If you’ve been looking for a record that sounds like it was recorded in a garage filled with spilled beer and vintage Ramones posters, Brad Marino has delivered your new gospel. Agent of Chaos is less of an album and more of a 28-minute caffeine heart arrhythmia. Marino isn’t trying to reinvent the wheel; he’s just trying to make sure that wheel is spinning fast enough to fly off the axle and smack ya in the face with some kick ass tunes. It’s pure, unadulterated power-pop-punk that makes you come back for more.

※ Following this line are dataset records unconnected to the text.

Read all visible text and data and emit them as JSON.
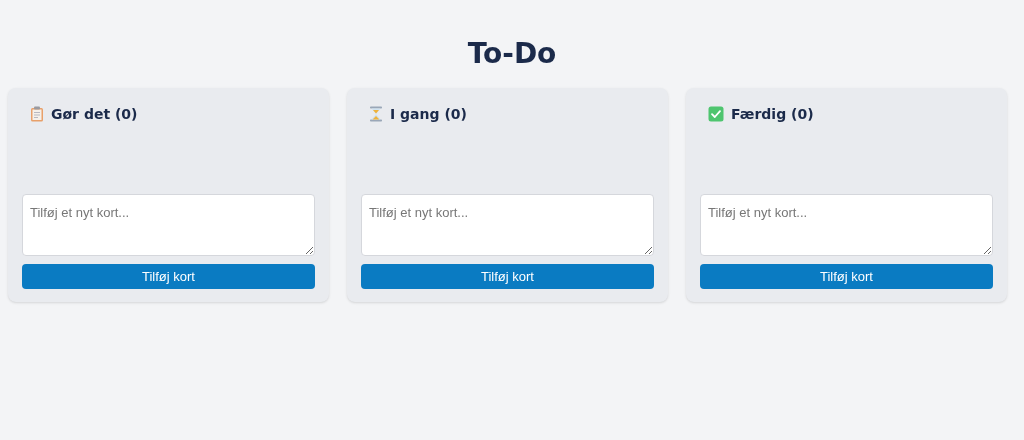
{
  "title": "To-Do",
  "columns": [
    {
      "kind": "clipboard",
      "heading": "Gør det (0)",
      "input": {
        "placeholder": "Tilføj et nyt kort..."
      },
      "button": "Tilføj kort"
    },
    {
      "kind": "hourglass",
      "heading": "I gang (0)",
      "input": {
        "placeholder": "Tilføj et nyt kort..."
      },
      "button": "Tilføj kort"
    },
    {
      "kind": "check",
      "heading": "Færdig (0)",
      "input": {
        "placeholder": "Tilføj et nyt kort..."
      },
      "button": "Tilføj kort"
    }
  ]
}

The track “Blowing Smoke” features a hook so catchy it should probably be classified as a public health hazard. Then there’s “Voodoo,” a buzzing, fuzzed-out anthem that feels like being trapped in a dryer with a bag of Gibson SG parts that’s disorienting, loud, and weirdly therapeutic. We also get “Devil May Care,” which takes a sharp turn into a “country-style” stomper that proves Marino can handle a twang just as well as he handles a feedback loop. But the crown jewel might be “Murder and Violence,” a masterclass in three-chord efficiency that proves you don’t need a philosophy degree to write a banger; you just need enough distortion to annoy your neighbors and a rhythm section that refuses to quit.

Ultimately, Agent of Chaos is the perfect soundtrack for people who think “overproducing” is a sin punishable by exile. Marino manages to capture that lightning-in-a-bottle energy where everything feels like it’s about to fall apart, yet somehow stays perfectly in the pocket. It’s loud, it’s obnoxious, and it’s arguably the most fun you can have without getting arrested. If this record doesn’t make you want to quit your job and start a band in a storage unit, you might actually be dead inside.